W trwającym konkursie na stanowisko wiceprezesa Urzędu Regulacji Energetyki wpłynęły ledwie dwie oferty, a tylko jedna z nich spełniała kryteria formalne. Według nieoficjalnych informacji poprawną formalnie aplikację złożył najprawdopodobniej Maciej Bando, który niedawno ubiegał się o fotel prezesa Urzędu Regulacji Energetyki.
Według nieoficjalnych informacji w trwającym postępowaniu mającym wyłonić kandydata na stanowisko wiceprezesa URE wpłynęły ledwie dwie oferty, a na dodatek tylko jedna z nich spełniała kryteria formalne. Najprawdopodobniej osobą, która złożyła tę dobrą aplikację jest Maciej Bando, który kilka miesięcy temu brał udział w konkursie na stanowisko prezesa URE wygranym przez Marka Woszczyka.

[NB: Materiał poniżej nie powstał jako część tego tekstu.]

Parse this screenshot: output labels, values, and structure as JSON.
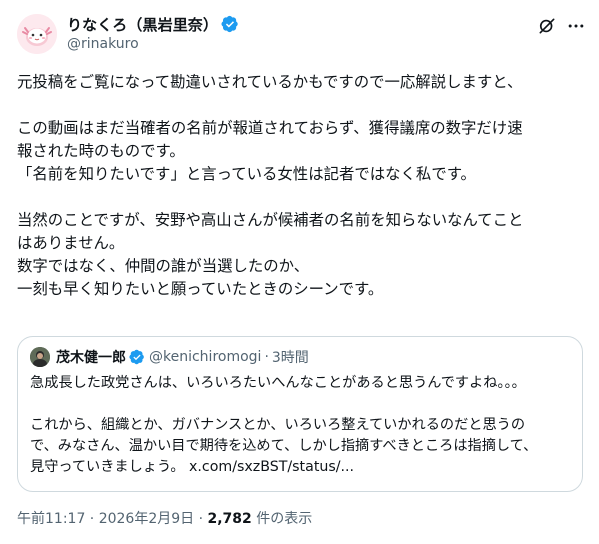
{
  "author": {
    "display_name": "りなくろ（黒岩里奈）",
    "handle": "@rinakuro",
    "verified_color": "#1d9bf0"
  },
  "post": {
    "lines": [
      "元投稿をご覧になって勘違いされているかもですので一応解説しますと、",
      "",
      "この動画はまだ当確者の名前が報道されておらず、獲得議席の数字だけ速",
      "報された時のものです。",
      "「名前を知りたいです」と言っている女性は記者ではなく私です。",
      "",
      "当然のことですが、安野や高山さんが候補者の名前を知らないなんてこと",
      "はありません。",
      "数字ではなく、仲間の誰が当選したのか、",
      "一刻も早く知りたいと願っていたときのシーンです。"
    ]
  },
  "quote": {
    "display_name": "茂木健一郎",
    "handle": "@kenichiromogi",
    "separator": "·",
    "time": "3時間",
    "lines": [
      "急成長した政党さんは、いろいろたいへんなことがあると思うんですよね。。。",
      "",
      "これから、組織とか、ガバナンスとか、いろいろ整えていかれるのだと思うの",
      "で、みなさん、温かい目で期待を込めて、しかし指摘すべきところは指摘して、",
      "見守っていきましょう。 x.com/sxzBST/status/..."
    ]
  },
  "meta": {
    "timestamp": "午前11:17 · 2026年2月9日 · ",
    "views_count": "2,782",
    "views_label": " 件の表示"
  },
  "icons": {
    "grok": "grok-icon",
    "more": "more-icon",
    "verified": "verified-badge-icon"
  }
}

Teraz kandydata na stanowisko wiceprezesa URE czeka sprawdzian wiedzy i kompetencji. Egzaminował będzie zespół powołany do wyłonienia kandydata na wiceprezesa URE, czyli Jadwiga Gogolewska, Filip Elżanowski oraz Roman Adamczyk. Zgodnie z prawem energetycznym wiceprezesa URE powołuje Minister Gospodarki spośród osób wyłonionych w trakcie trwającego właśnie naboru kandydatów, a robi to na wniosek prezesa URE.